Bölgede köyün tarihinden daha eski olan Hasan Dede Türbesi vardır. Yuva Köyü ile Kozluca Köyü sınırlarında yer alan Hasan Dede Türbesinin yapılan araştırmalar sonucu 800-900 yıllık olduğu tahmin edilmektedir. Selçuk mimarisini sergileyen bu tarihi yapı, bölge de Gayrimüslim ahalinin yanı sıra konar göçer halde yaşayan Türk ve Türkmen aşiretlerinin de olduğunu göstermektedir. Ayrıca Horasan erenleri olarak bilinen kişilerden Hasan Dede ya da Durhasan Dede’nin bu bölgeye gelerek Türklüğü ve İslamı yaymaya çalıştığı anlaşılmaktadır. Türbede yatan merhum zatın, bölgeye(İcik, Tepeköy,Doğala) yayılmış diğer Horasan erenleri ile akraba olduğu da tespitler arasındadır. Ancak türbe 800-900 Yüzyıldır define avcılarına, yağmura ,rüzgara dayanabildiği kadar dayanabilmiş ve yok olmak üzeredir. Nevşehir Valiliği, İl Kültür ve Turizm Müdürlüğünün biran önce bu tarihi eseri korumaya alması gereklidir.

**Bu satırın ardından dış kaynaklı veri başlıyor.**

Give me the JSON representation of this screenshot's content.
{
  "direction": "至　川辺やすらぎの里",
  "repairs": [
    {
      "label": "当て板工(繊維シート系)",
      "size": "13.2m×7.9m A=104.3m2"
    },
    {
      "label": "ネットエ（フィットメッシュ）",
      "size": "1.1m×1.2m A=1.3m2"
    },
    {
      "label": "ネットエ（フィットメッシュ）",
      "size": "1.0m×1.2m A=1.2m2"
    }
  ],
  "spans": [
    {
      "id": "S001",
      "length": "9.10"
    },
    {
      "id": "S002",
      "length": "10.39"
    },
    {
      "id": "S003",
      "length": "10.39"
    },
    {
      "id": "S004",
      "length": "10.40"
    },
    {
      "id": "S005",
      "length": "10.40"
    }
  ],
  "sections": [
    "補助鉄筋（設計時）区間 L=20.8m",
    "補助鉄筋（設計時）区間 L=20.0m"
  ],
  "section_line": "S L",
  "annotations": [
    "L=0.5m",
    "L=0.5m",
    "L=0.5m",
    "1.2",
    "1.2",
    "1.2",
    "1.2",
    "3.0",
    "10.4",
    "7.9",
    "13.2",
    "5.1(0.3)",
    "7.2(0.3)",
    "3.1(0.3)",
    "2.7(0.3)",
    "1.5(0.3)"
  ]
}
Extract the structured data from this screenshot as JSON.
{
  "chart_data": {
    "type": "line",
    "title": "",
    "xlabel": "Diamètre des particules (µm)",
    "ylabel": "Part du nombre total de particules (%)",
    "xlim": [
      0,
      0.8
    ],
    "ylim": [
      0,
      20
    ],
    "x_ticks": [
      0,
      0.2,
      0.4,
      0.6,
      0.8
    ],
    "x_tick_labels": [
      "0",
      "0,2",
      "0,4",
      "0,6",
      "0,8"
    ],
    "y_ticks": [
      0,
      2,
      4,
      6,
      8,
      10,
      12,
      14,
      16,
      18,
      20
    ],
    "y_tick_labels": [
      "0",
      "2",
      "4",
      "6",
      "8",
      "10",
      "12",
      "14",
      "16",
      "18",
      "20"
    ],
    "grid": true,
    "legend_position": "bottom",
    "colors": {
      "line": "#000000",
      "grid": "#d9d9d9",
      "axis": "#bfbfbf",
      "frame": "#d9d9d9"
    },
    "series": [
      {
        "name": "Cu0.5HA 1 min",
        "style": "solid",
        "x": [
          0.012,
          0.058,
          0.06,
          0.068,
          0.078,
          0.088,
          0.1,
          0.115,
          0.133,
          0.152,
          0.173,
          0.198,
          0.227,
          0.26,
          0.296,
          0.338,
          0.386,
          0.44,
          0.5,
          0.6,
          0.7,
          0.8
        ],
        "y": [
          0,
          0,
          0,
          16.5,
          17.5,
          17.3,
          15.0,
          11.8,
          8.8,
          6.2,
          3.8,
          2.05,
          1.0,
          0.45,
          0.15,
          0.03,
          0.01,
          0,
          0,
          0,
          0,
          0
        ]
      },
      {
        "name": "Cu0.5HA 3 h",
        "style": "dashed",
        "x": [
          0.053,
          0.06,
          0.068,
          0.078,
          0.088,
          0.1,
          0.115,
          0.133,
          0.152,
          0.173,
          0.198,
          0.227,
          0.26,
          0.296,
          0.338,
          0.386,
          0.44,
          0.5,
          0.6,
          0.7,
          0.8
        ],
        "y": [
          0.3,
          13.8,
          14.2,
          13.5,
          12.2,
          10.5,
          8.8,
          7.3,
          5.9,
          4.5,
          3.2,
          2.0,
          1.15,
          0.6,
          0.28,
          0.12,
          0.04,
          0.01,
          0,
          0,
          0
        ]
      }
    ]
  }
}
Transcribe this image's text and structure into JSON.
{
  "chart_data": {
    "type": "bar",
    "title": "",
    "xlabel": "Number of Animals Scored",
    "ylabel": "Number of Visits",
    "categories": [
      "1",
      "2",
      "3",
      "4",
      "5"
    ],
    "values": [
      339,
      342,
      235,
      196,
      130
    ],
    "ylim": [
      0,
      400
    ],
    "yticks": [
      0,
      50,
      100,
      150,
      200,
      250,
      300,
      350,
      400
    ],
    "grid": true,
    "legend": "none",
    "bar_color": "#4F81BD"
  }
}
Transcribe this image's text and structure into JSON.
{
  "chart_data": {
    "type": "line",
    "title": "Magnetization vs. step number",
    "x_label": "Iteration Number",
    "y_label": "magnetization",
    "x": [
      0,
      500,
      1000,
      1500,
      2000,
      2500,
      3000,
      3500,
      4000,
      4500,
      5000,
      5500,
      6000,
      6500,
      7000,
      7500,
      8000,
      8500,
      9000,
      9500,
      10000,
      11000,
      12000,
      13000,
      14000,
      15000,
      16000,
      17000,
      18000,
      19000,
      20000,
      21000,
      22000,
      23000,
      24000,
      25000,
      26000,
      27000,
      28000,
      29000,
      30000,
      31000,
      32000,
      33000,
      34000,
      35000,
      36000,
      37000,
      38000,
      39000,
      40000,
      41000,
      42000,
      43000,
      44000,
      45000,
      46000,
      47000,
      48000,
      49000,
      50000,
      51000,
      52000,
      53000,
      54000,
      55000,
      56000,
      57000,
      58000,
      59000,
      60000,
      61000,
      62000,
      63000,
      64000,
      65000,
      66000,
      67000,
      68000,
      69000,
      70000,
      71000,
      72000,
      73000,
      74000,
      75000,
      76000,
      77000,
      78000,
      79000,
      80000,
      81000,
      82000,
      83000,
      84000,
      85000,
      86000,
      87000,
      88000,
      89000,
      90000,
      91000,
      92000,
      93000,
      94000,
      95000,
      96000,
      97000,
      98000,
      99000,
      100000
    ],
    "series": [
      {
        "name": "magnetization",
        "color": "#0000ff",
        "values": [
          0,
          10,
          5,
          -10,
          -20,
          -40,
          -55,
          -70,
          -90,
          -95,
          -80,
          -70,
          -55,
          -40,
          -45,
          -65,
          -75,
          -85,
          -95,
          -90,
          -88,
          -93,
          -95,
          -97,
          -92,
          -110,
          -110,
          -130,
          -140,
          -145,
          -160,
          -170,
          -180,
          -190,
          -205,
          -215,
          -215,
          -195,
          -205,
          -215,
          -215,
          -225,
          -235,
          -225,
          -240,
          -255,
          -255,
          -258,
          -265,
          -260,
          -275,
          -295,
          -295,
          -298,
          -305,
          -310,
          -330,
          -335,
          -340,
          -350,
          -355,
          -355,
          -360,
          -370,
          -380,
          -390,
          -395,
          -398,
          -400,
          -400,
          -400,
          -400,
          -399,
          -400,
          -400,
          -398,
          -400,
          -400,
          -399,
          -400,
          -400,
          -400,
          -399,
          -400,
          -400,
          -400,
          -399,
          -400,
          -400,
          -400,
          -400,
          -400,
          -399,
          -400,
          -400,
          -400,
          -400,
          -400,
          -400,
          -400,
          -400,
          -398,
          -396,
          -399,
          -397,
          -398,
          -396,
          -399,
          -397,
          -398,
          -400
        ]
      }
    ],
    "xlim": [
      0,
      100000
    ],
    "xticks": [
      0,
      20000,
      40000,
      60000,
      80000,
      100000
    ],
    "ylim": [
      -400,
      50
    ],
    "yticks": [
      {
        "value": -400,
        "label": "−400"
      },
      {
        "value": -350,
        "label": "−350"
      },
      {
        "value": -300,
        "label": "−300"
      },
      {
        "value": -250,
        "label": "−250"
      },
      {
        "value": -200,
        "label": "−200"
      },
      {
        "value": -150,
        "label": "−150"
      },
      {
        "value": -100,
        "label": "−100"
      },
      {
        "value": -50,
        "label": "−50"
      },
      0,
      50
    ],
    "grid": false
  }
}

Genelde tarım ve hayvancılıkla geçinen Yuva Köyü de köyden kente göçten nasibini almıştır. 2007 yılında 545 olan köy nüfusu 2010 yılında 536’ya, 2015 yılında 477’ye ve 2019 yılında 449’a düşmüştür. Yuva Köyünden göç çoğunlukla İstanbul’a olmuştur.

Yararlanılan kaynaklar:

-A.Refik Altınay; Anadolu Şehirleri, Damat İbrahim Paşa Zamanında Ürgüp ve Nevşehir, Türk Tarih Encümeni Mecmuası, s, 3 Yıl 1340

-Zeynep Korkmaz, Nevşehir ve Yöresi Ağızları,TDK,1994.